In altre parole, Gesù conosce la nostra natura ed è capace di amarci incondizionatamente, anche chi fa cose orribili, non perdendo mai la speranza che Gli apriamo il nostro cuore così che Lui possa intervenire per cambiare la nostra natura in qualcosa di completamente nuovo e diverso, capace di amare e di fare del bene. Un amore come quello di Gesù è completamente incomprensibile per noi esseri umani, ma è proprio la risposta di cui abbiamo bisogno. La risposta di cui ogni essere umano ha bisogno è l’amore! Ogni essere umano vuole sentirsi amato, compreso, e accettato …

Non è forse la mancanza di amore e comprensione e di sentirsi accettati che fa scattare reazioni violenti nell’essere umano? Non è forse una mancanza di amore che lo rende così simile ad una bestia? Non è forse una mancanza di comprensione che fa scattare in lui la ribellione? Non è forse il suo non sentirsi accettato per quello che è che lo porta a fare cose indicibili per attirare attenzione e sentirsi vivo? Non sembra che questi meccanismi siano ancora pienamente esplorati e compresi dalla scienza umana, eppure ne possiamo vedere i risultati intorno a noi. Il mondo intero soffre in attesa di essere redento. La creazione stessa soffre perché è abusato dalla stoltezza umana e aspetta con impazienza che l’uomo si ravveda. (Romani 8:19-22)

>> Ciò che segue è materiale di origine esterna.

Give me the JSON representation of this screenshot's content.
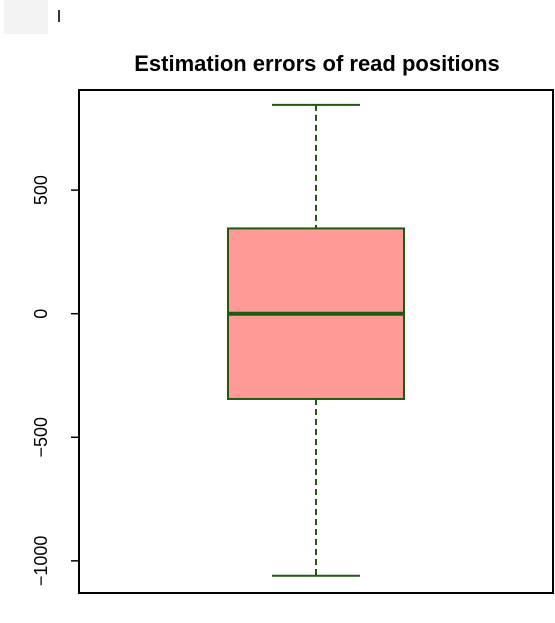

L’unica soluzione efficace, per intervenire alla radice di un problema che è insito nella natura stessa dell’uomo, fu l’intervento “chirurgico” che Gesù fece, espiando le nostre colpe sulla croce e chiedendo solo di poter entrare nella nostra vita e saziare ogni nostro bisogno di amore e di comprensione, in modo da poter cambiare la nostra natura umana. Quale fonte di sapienza inafferrabile alla mente umana ha dimostrato Gesù con la Sua morte sulla croce!

Continuo a rimanere a bocca aperta ogni volta che penso al sacrificio che Gesù ha fatto per noi, per questi esseri umani che certamente non se lo meritano. Lui non sembra dare troppa importanza ai “meriti”, perché fa “sorgere il sole sui buoni e sui malvagi”, anche su coloro che consideriamo “cattivi”, ma forse vede quello che noi non riusciamo a vedere! Vede le ragioni nascoste nel cuore dell’uomo che lo rendono “cattivo”; vede la loro storia, gli abusi che hanno subito, anche da bambini, e tutto quello che ha fatto di loro ciò che sono! E non imputa a loro la colpa, ma con amore ineffabile si mette all’opera per la loro redenzione!

Questo mi da forza, perché sebbene io non commetta le malvagità che vengono trasmesse ogni giorno in televisione, tuttavia mi sento “fallace” nella mia natura umana e non riesco a diventare la persona ideale che vorrei e dovrei essere! Così tante sono le mie mancanze, le mie colpe, i miei errori … “O miserabile uomo che sono! Chi mi libererà da questo corpo di morte?” (Romani 7:24) Ringrazio Dio che mi ama lo stesso, e ringrazio Gesù che continua ad amarmi, nonostante ciò che sono e che non riesco ad essere! Il Suo amore per me è una cosa sicura di cui non dovrò mai dubitare, perché sempre si fa trovare ogni mattina per ascoltare le mie preghiere e rispondermi in maniera certa e amorevole che mi rassicura e mi conferma il Suo amore! Grazie Gesù!

Spero che anche voi vi sentiate sicuri, “amati, compresi e accettati” con il Suo amore incondizionato.